Multiple efforts have been made to develop image-based automated methods for classifying blasts, some of them proposing the use of machine learning techniques.4–16 Most of these previous papers focused on the automatic recognition of myeloblasts vs. lymphoblasts,9 16 lymphoblasts vs. lymphocytes,5 10 11 and lymphoblasts or myeloblasts vs. leukocytes.7 12 13 15 Nevertheless, automatic distinction between blasts and reactive lymphocytes could be also difficult since both share some morphological similarities, as it has been highlighted in some external quality control surveys.17 18 This is why a previous paper by the authors19 included for the first time reactive lymphocytes for their automatic recognition alongside myeloblasts and lymphoblasts.
The objective of this paper is to develop a machine learning system to predict the diagnosis of acute leukaemia using PB images. The system input is a set of cell images of an individual smear, and the output is the prediction of one of the following diagnoses: myeloid leukaemia, promyelocytic leukaemia, lymphoid leukaemia or infection. It will be achieved through the automatic recognition of different blasts (myeloid and lymphoid origin) and pathological promyelocytes, reactive lymphocytes and other normal mononuclear cells, such as lymphocytes and monocytes.
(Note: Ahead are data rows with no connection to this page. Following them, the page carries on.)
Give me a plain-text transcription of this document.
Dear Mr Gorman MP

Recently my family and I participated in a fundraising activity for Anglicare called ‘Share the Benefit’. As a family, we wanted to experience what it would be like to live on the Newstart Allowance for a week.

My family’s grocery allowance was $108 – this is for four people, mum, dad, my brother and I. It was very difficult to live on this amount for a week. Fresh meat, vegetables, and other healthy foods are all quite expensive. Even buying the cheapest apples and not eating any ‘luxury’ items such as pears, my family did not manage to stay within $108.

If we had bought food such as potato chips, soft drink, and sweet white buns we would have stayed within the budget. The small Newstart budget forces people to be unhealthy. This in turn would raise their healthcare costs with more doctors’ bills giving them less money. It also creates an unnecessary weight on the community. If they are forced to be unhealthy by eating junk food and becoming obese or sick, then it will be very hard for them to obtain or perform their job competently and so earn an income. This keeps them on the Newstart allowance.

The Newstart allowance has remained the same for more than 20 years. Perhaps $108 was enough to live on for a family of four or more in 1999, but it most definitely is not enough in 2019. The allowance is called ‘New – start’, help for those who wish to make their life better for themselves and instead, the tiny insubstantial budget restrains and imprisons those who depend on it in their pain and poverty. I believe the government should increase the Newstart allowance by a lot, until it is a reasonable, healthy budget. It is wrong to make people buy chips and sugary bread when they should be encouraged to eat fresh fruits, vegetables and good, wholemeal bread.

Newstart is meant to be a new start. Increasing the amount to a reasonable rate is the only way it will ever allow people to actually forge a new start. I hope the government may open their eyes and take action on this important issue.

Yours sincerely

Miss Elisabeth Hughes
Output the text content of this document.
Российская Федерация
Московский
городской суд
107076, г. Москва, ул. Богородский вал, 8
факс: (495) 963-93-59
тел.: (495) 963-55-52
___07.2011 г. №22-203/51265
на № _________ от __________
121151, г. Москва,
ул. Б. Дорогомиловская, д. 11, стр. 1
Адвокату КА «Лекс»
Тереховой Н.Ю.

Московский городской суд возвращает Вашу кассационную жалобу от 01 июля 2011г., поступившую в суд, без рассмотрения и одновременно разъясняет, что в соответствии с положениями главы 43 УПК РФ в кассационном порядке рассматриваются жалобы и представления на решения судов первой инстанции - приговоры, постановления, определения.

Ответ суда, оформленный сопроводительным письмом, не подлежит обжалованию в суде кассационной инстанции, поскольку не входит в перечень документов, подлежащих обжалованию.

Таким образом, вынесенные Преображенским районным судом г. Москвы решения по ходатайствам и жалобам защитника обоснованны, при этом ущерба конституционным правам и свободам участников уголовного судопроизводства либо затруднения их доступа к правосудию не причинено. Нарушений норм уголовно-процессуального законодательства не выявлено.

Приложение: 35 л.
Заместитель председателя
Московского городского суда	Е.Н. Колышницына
Such a high number of groups has not been jointly addressed before. This adds more complexity to the challenging automatic classification of blasts because of the overlapping morphological characteristics they exhibit.20–22 A particular major challenge is the detection of pathological promyelocytes, whose patients could present serious haemorrhagic accidents and die if no treatment is initiated promptly.23 24
Materials and methods
This study was performed following two stages: (1) classifier development, and (2) diagnostic system design and assessment.
Blood samples, collected in EDTA, were automatically prepared using the slide maker–stainer SP1000i (Sysmex, Kobe, Japan) and stained with May Grünwald-Giemsa. Digital images of PB cells were acquired by the CellaVision®DM96 (CellaVision, Lund, Sweden) (363×360 pixels) from the routine workload of the Core Laboratory of the Hospital Clinic of Barcelona. PB cell images were identified by pathologists (AMe and AMo) according to their morphological characteristics. Patients’ diagnoses were confirmed by the integration of all supplementary test results: flow cytometry, cytogenetics and molecular biology. Patients with AL were diagnosed by the Clinic Haematology Service of the Hospital following the WHO 2016 classification.25 Table 1 shows the number of images and patients with AL and infections included in training and testing sets.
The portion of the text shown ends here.